If I had my way

Jacob Carlborg doob at me.com
Wed Dec 14 02:48:00 PST 2011


On 2011-12-14 11:17, Martin Nowak wrote:
> On Tue, 13 Dec 2011 20:14:58 +0100, Walter Bright
> <newshound2 at digitalmars.com> wrote:
>
>> On 12/13/2011 6:15 AM, Martin Nowak wrote:
>>> TLS is not too difficult. We can either use bracketed sections again or
>>> let the compiler emit small thunks that fetch the complete TLS
>>> section for
>>> a executable/DSO. The important point is that fetching the TLS
>>> addresses must
>>> be done for each thread and from a local function within each DSO.
>>> people.redhat.com/drepper/tls.pdf
>>> My current approach is to register callbacks, and let the threads update
>>> their ranges before GC.
>>> Not sure, but it will probably causes eagerly allocation of the TLS
>>> blocks.
>>>
>>> Some similar issues happen with the other section brackets (.deh,
>>> .minfo).
>>> We need local symbols as brackets not global ones as they would collide.
>>>
>>> I've tried several approaches.
>>>
>>> o Using a linker script with a recent binutils, add needed d sections
>>> and use PROVIDE_HIDDEN to bracket them.

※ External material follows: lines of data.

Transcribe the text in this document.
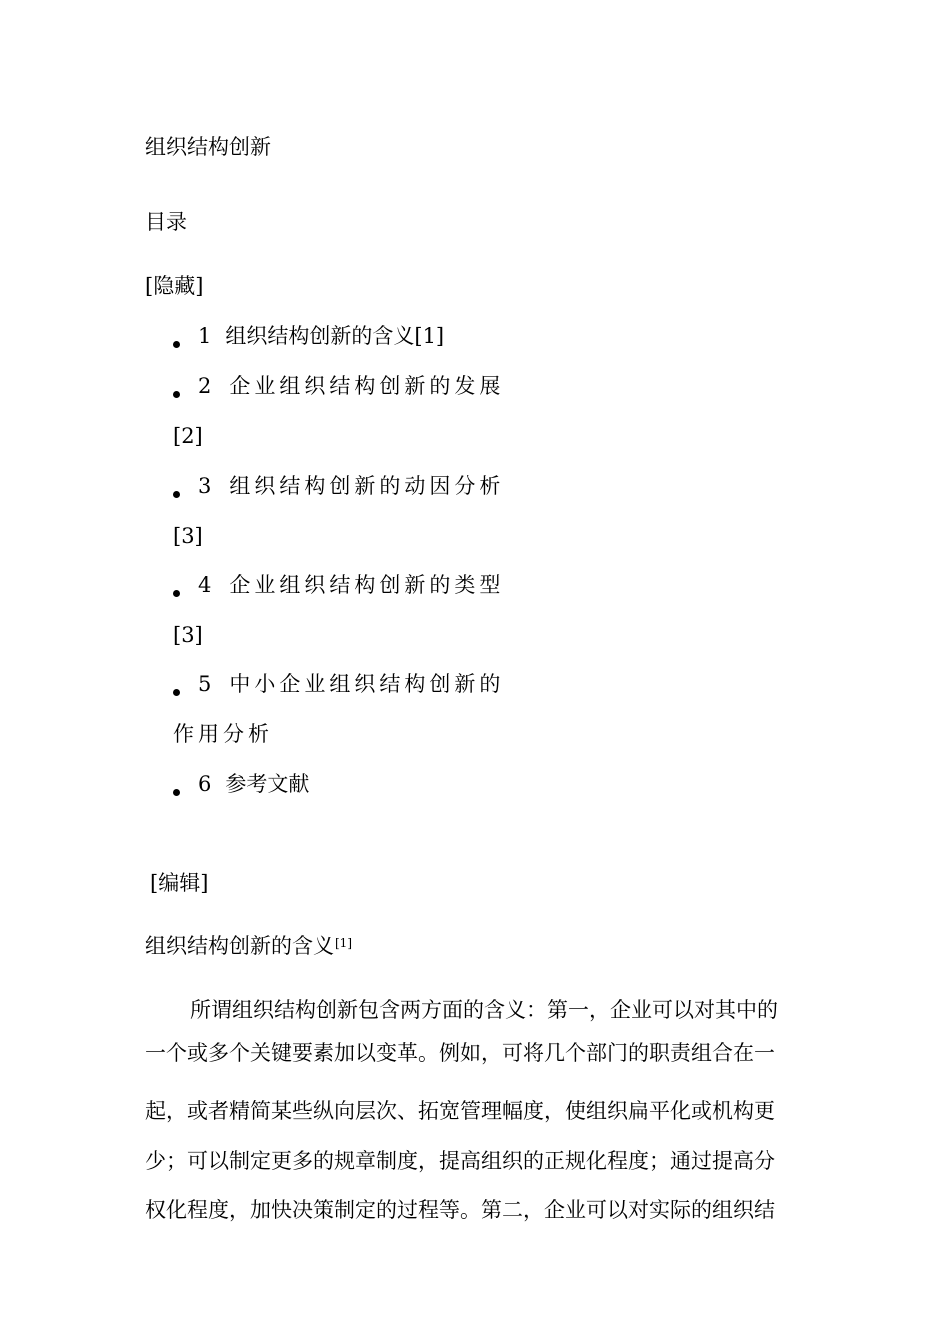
组织结构创新
目录
[隐藏]
1 组织结构创新的含义[1]
2 企业组织结构创新的发展
[2]
3 组织结构创新的动因分析
[3]
4 企业组织结构创新的类型
[3]
5 中小企业组织结构创新的
作用分析
6 参考文献
[编辑]
组织结构创新的含义[1]
所谓组织结构创新包含两方面的含义：第一，企业可以对其中的
一个或多个关键要素加以变革。例如，可将几个部门的职责组合在一
起，或者精简某些纵向层次、拓宽管理幅度，使组织扁平化或机构更
少；可以制定更多的规章制度，提高组织的正规化程度；通过提高分
权化程度，加快决策制定的过程等。第二，企业可以对实际的组织结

Then it's only a matter
>>> of adding constructor/destructor routines that register with druntime.
>>>
>>> It's not too feasible as newer binutils are default on linux only
>>> and distributing linker scripts is not too nice either.
>>>
>>> o Create a C module similar to crt0.o that creates d sections and
>>> bracketing
>>> symbols. Add constructor/destructor to register with druntime.
>>>
>>> The object file needs to be the first when linking, but the linker
>>> can merge sections, thus there is only one registration per
>>> executable/shared library.
>>>
>>> o Let the compiler generate a constructor/destructor for executables
>>> and shared libraries. The object would also need to get linked first.
>>>
>>> This is less transparent than the 2nd option without much benefit.
>>>
>>> o Generate registration routines per object file. No bracketed sections.
>>
>> If the compiler generated static constructors and destructors ala C++
>> that would then be used to register the sections, that could hook into
>> the existing C++ support code and not require special linker scripts
>> and special object files.
>
> I partly agree and will give that approach another try.
> The huge drawback is that a shared library is self-contained w.r.t.
> module construction, TLS and EH. When doing this on a per object base
> the overhead increases with the number of linked objects and guaranteeing
> ordered initialization becomes non-trivial.

I don't think this is necessary to support dynamic libraries on Mac OS 
X. I think and hoping _dyld_register_func_for_add_image is sufficient.